Plans to ramp up production of the new mid-engine eighth generation Corvette and increase employment at Bowling Green’s General Motors Assembly Plant could be detoured by a labor dispute.
GM and United Auto Workers negotiators haven’t been able to come to terms on a new contract, with pay and benefits for younger “in-progression” workers and part-timers a major issue, and the current deal with the union expires at midnight Saturday.
The UAW represents more than 150,000 hourly workers at GM, Ford and Fiat Chrysler, and union workers at all three automakers have voted overwhelmingly to approve a strike if a deal can’t be reached. It would be GM’s first work stoppage in a dozen years.

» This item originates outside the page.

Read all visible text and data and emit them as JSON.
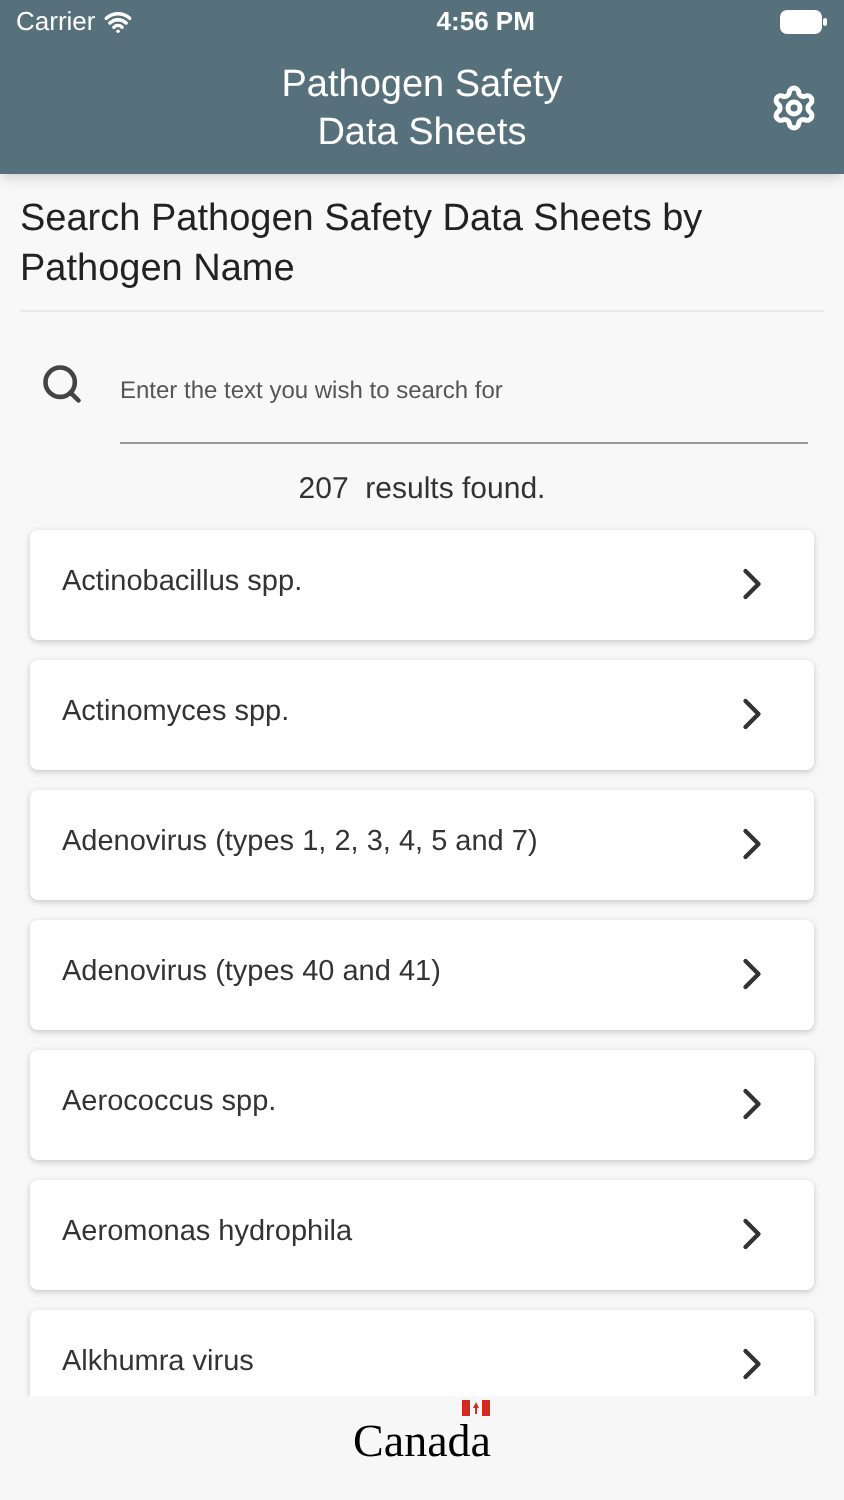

The union is first negotiating only with GM, trying to renew the four-year deal that was reached at the final hour in 2015.
Those negotiations are complicated by GM’s decision last year to shut down plants in Ohio, Michigan and Maryland and by continuing pressure on GM to keep its labor costs in line with foreign-based automakers like Toyota and Nissan. The fact that eight UAW leaders have been convicted of taking illegal payments from Fiat Chrysler further complicates the negotiations.
The labor dispute comes at an inopportune time for the Bowling Green Corvette plant, where GM officials announced in April plans to add a second shift and some 400 hourly workers to its current workforce of about 900.
That announcement and the positive buzz about the mid-engine “C8” Corvette had created some optimism at the local plant, but the leader of UAW Local 2164 that represents the Corvette plant’s workers isn’t surprised that contract negotiations have stalled.
“I anticipated it,” said Jack Bowers, Local 2164 president. “I saw this coming.”
Bowers said the plant closings and what he sees as flaws in the 2015 contract have made it difficult for UAW leaders to reach a new agreement with GM.
That 2015 contract included bonuses and other perks for veteran workers, who make between $28 and $38 per hour, but it did little to help younger workers and part-timers. Bowers estimates that those “in-progression” employees make about $8 per hour less than established workers.
The union is also asking that GM commit to a cost-of-living allowance that would help offset inflation.
“We’re not trying to break the bank,” Bowers said, “but we would like for everybody to have a decent job.”
Bowers, who said he was flying to Detroit this weekend to observe the progress of the contract talks, hopes a strike can be averted.
“Nobody wants to strike,” he said. “That’s never good. It would affect not only our workers but our suppliers and stuff.”
Bowers said the union provides a strike pay of $250 per week, which would be a big cut for workers and a big reduction in what they would be able to spend at local retail shops and restaurants.
Like the union, GM hopes to avoid a work stoppage, Corvette Assembly Plant Communications Manager Rachel Bagshaw said.
“GM’s goal is to continue having constructive discussions with the UAW on reaching an agreement that builds a strong future for our employees and our business,” Bagshaw said in an email.
Despite the uncertainty and the looming deadline to reach an agreement, Bowers said: “We’re still ramping up. Nothing is on hold. It’s business as usual until they decide something. I hope they can work it out.”